There was a boy she loved painfully through two school semesters. Months later she told me how she had taken pennies from my purse to buy him candy. “Licorice was his favorite and I brought him some every day, but he still liked Jennifer better’n me. Why Mommy why?” A question I could never answer.

School was a worry to her. She was not glib or quick in a world where glibness and quickness were easily confused with ability to learn. To her overworked and exasperated teachers she was an overconscientious “slow learner” who kept trying to catch up and was absent entirely too often.

I let her be absent, though sometimes the illness was imaginary. How different from my now-strictness about attendance with the others. I wasn’t working. We had a new baby, I was home anyhow. Sometimes, after Susan grew old enough, I would keep her home from school, too, to have them all together.

Mostly Emily had asthma, and her breathing, harsh and labored, would fill the house with a curiously tranquil sound. I would bring the two old dresser mirrors and her boxes of collections to her bed. She would select beads and single earrings, bottle tops and shells, dried flowers and pebbles, old postcards and scraps, all sorts of oddments; then she and Susan would play Kingdom, setting up landscapes and furniture, peopling them with action.

Those were the only times of peaceful companionship between her and Susan. I have edged away from it, that poisonous feeling between them, that terrible balancing of hurts and needs I had to do between them, and did so badly, those earlier years.

Oh there are conflicts between the others too, each one human, needing, demanding, hurting, taking — but only between Emily and Susan, no, Emily toward Susan that corroding resentment. It seems so obvious on the surface, yet it is not obvious. Susan, the second child, Susan, golden and curly-haired and chubby, quick and articulate and assured, everything in appearance and manner Emily was not; Susan, not able to resist Emily’s precious things, losing or sometimes clumsily breaking them; Susan telling jokes and riddles to company for applause while Emily sat silent (to say to me later: that was my riddle, Mother, I told it to Susan); Susan, who for all the five years’ difference in age was just a year behind Emily in developing physically.

I am glad for that slow physical development that widened the difference between her and her contemporaries, though she suffered over it.

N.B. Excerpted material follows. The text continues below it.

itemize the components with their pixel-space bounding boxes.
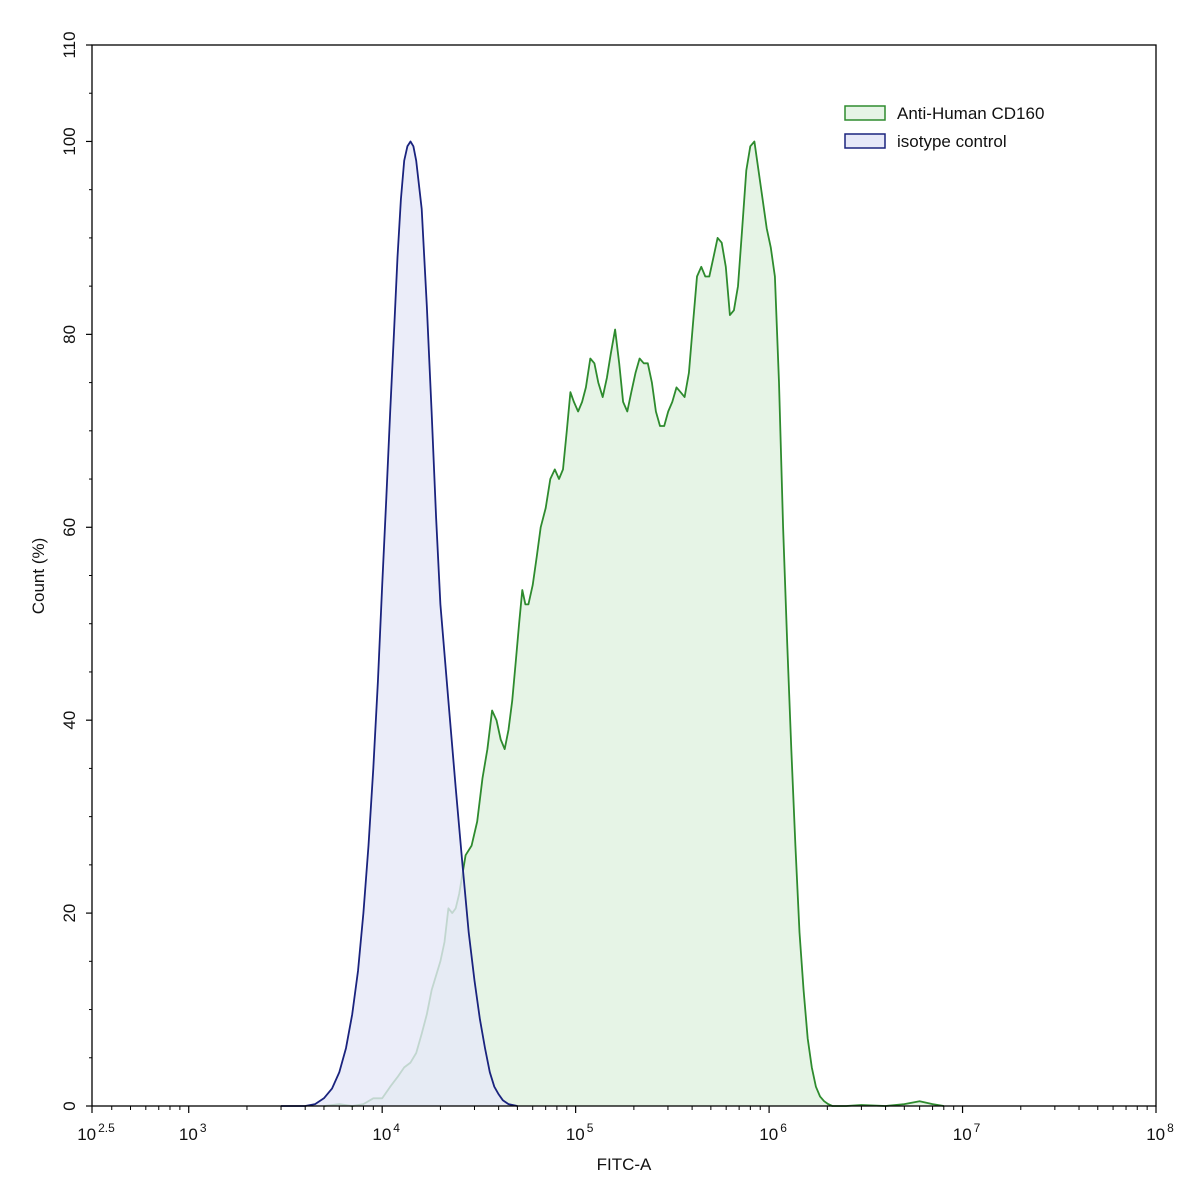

She was too vulnerable for that terrible world of youthful competition, of preening and parading, of constant measuring of yourself against every other, of envy, “If I had that copper hair,” or “If I had that skin…” She tormented herself enough about not looking like the others, there was enough of the unsureness, the having to be conscious of words before you speak, the constant caring — What are they thinking of me? What kind of an impression am I making? — there was enough without having it all magnified unendurably by the merciless physical drives.